When applying this new approach, Dr Osamura finds that concordance between digital images and slides is excellent. In comparison studies, he found a perfect match in 90% of cases. The few examples of differing results came not from major discrepancies in overall diagnosis (benign vs malignant) but from the degree of dysplasia detected. He also noted that Helicobacter pylori detection may be sometimes difficult on the image.

Due to regulations in Japan that require microscope confirmation for diagnoses made from most digital pathology platforms (unless approved by government), Dr Osamura and his team double-check all of their digital pathology calls with conventional techniques. He hopes the government will expand its approval to more digital pathology platforms, as this would allow pathologists to make diagnoses directly from digital images without additional follow-up.

Start with Targeted Use

As a starting point, Dr Osamura implemented digital pathology at Nippon Koukan Hospital, but only for certain types of specimens. This is a good way for a lab to evaluate digital pathology without having to make a large commitment, and it can make it easier for pathologists to get used to the hands-free approach.

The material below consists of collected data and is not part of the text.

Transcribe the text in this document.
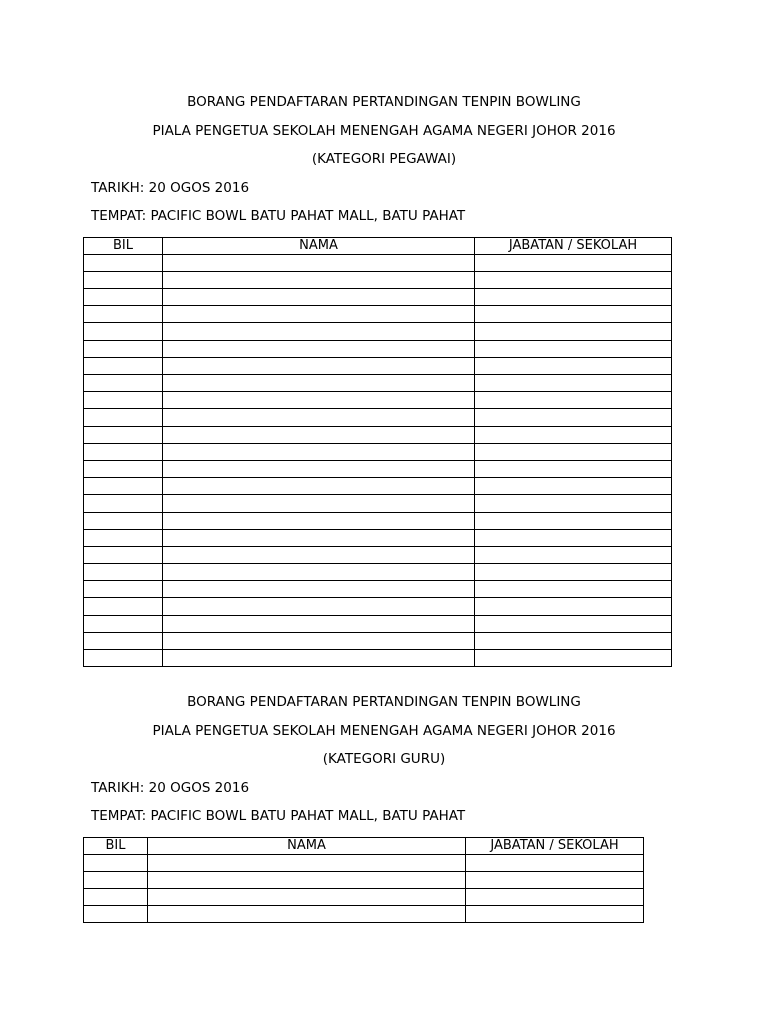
BORANG PENDAFTARAN PERTANDINGAN TENPIN BOWLING
PIALA PENGETUA SEKOLAH MENENGAH AGAMA NEGERI JOHOR 2016
(KATEGORI PEGAWAI)
TARIKH: 20 OGOS 2016
TEMPAT: PACIFIC BOWL BATU PAHAT MALL, BATU PAHAT
BIL	NAMA	JABATAN / SEKOLAH

BORANG PENDAFTARAN PERTANDINGAN TENPIN BOWLING
PIALA PENGETUA SEKOLAH MENENGAH AGAMA NEGERI JOHOR 2016
(KATEGORI GURU)
TARIKH: 20 OGOS 2016
TEMPAT: PACIFIC BOWL BATU PAHAT MALL, BATU PAHAT
BIL	NAMA	JABATAN / SEKOLAH
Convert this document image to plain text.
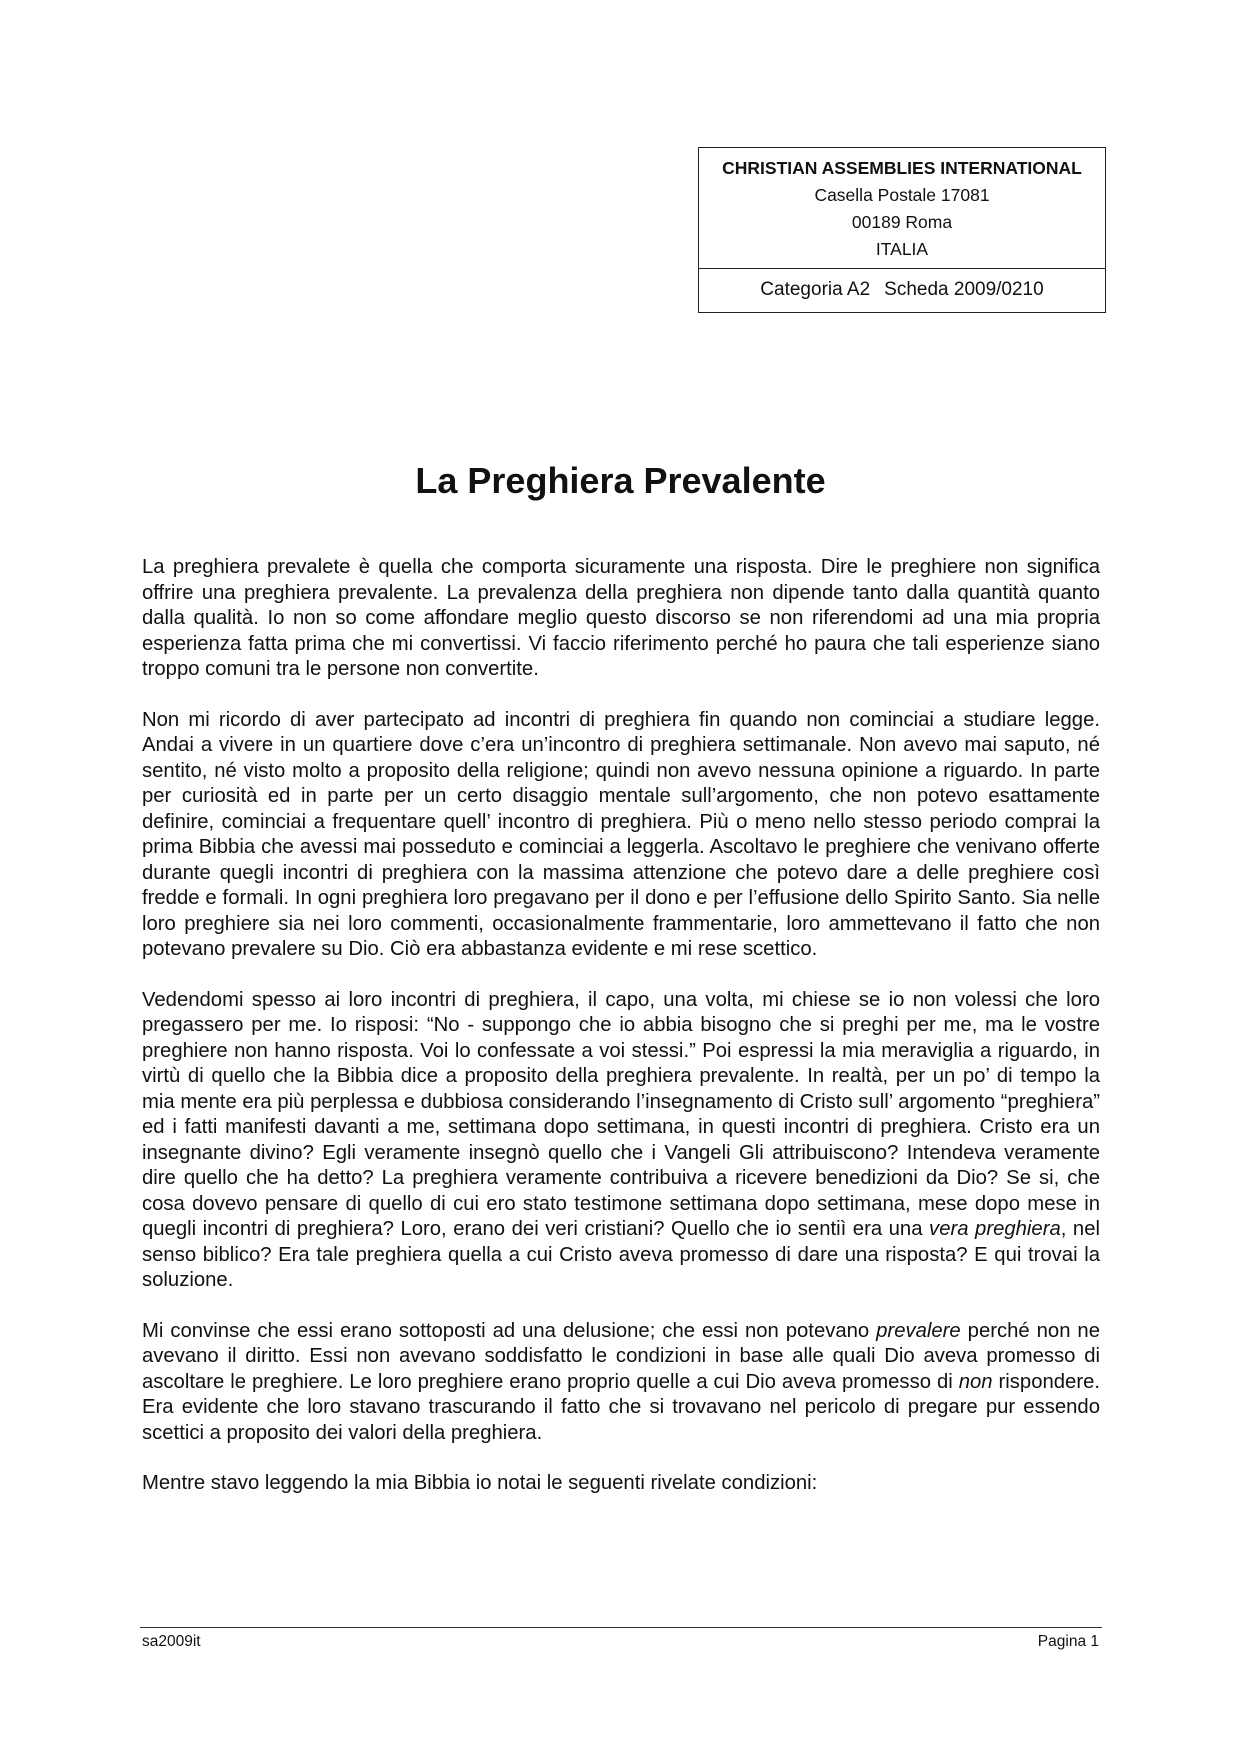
CHRISTIAN ASSEMBLIES INTERNATIONAL
Casella Postale 17081
00189 Roma
ITALIA
Categoria A2 Scheda 2009/0210
La Preghiera Prevalente

La preghiera prevalete è quella che comporta sicuramente una risposta. Dire le preghiere non significa offrire una preghiera prevalente. La prevalenza della preghiera non dipende tanto dalla quantità quanto dalla qualità. Io non so come affondare meglio questo discorso se non riferendomi ad una mia propria esperienza fatta prima che mi convertissi. Vi faccio riferimento perché ho paura che tali esperienze siano troppo comuni tra le persone non convertite.

Non mi ricordo di aver partecipato ad incontri di preghiera fin quando non cominciai a studiare legge. Andai a vivere in un quartiere dove c’era un’incontro di preghiera settimanale. Non avevo mai saputo, né sentito, né visto molto a proposito della religione; quindi non avevo nessuna opinione a riguardo. In parte per curiosità ed in parte per un certo disaggio mentale sull’argomento, che non potevo esattamente definire, cominciai a frequentare quell’ incontro di preghiera. Più o meno nello stesso periodo comprai la prima Bibbia che avessi mai posseduto e cominciai a leggerla. Ascoltavo le preghiere che venivano offerte durante quegli incontri di preghiera con la massima attenzione che potevo dare a delle preghiere così fredde e formali. In ogni preghiera loro pregavano per il dono e per l’effusione dello Spirito Santo. Sia nelle loro preghiere sia nei loro commenti, occasionalmente frammentarie, loro ammettevano il fatto che non potevano prevalere su Dio. Ciò era abbastanza evidente e mi rese scettico.

Vedendomi spesso ai loro incontri di preghiera, il capo, una volta, mi chiese se io non volessi che loro pregassero per me. Io risposi: “No - suppongo che io abbia bisogno che si preghi per me, ma le vostre preghiere non hanno risposta. Voi lo confessate a voi stessi.” Poi espressi la mia meraviglia a riguardo, in virtù di quello che la Bibbia dice a proposito della preghiera prevalente. In realtà, per un po’ di tempo la mia mente era più perplessa e dubbiosa considerando l’insegnamento di Cristo sull’ argomento “preghiera” ed i fatti manifesti davanti a me, settimana dopo settimana, in questi incontri di preghiera. Cristo era un insegnante divino? Egli veramente insegnò quello che i Vangeli Gli attribuiscono? Intendeva veramente dire quello che ha detto? La preghiera veramente contribuiva a ricevere benedizioni da Dio? Se si, che cosa dovevo pensare di quello di cui ero stato testimone settimana dopo settimana, mese dopo mese in quegli incontri di preghiera? Loro, erano dei veri cristiani? Quello che io sentiì era una vera preghiera, nel senso biblico? Era tale preghiera quella a cui Cristo aveva promesso di dare una risposta? E qui trovai la soluzione.

Mi convinse che essi erano sottoposti ad una delusione; che essi non potevano prevalere perché non ne avevano il diritto. Essi non avevano soddisfatto le condizioni in base alle quali Dio aveva promesso di ascoltare le preghiere. Le loro preghiere erano proprio quelle a cui Dio aveva promesso di non rispondere. Era evidente che loro stavano trascurando il fatto che si trovavano nel pericolo di pregare pur essendo scettici a proposito dei valori della preghiera.

Mentre stavo leggendo la mia Bibbia io notai le seguenti rivelate condizioni:

sa2009it	Pagina 1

Since small gastrointestinal biopsies make up about 60% of the pathology lab’s daily workload (depending on the institution), these are all reviewed with digital pathology first, followed by confirmation on slides as required by the government. Dr Osamura does not yet use this approach for surgical specimens, though he does plan to expand the digital pathology practice to those samples. “I hope we go more digital in the near future,” he says.

Learn from the COVID-19 Experience

For labs in regions that had shelter-in-place orders, the value of being able to make a diagnosis without being physically present in the lab became clear. While Dr Osamura’s lab was not subject to a lockdown, his colleagues in the U.S. and other countries were. “I heard of a good number of pathologists staying at home and using digital pathology to make diagnoses remotely,” he says.

Even though Dr Osamura was able to keep going to the hospital, the pandemic situation allowed him to see the challenges facing remote work for pathologists. For instance, a secure internet connection is essential for sharing private data between a hospital and someone’s home — but many places today lack such a connection.

“This is a big issue in Japan,” he says. Solving this, and expanding the use of digital pathology, will allow pathologists’ practices to be more resilient in the future.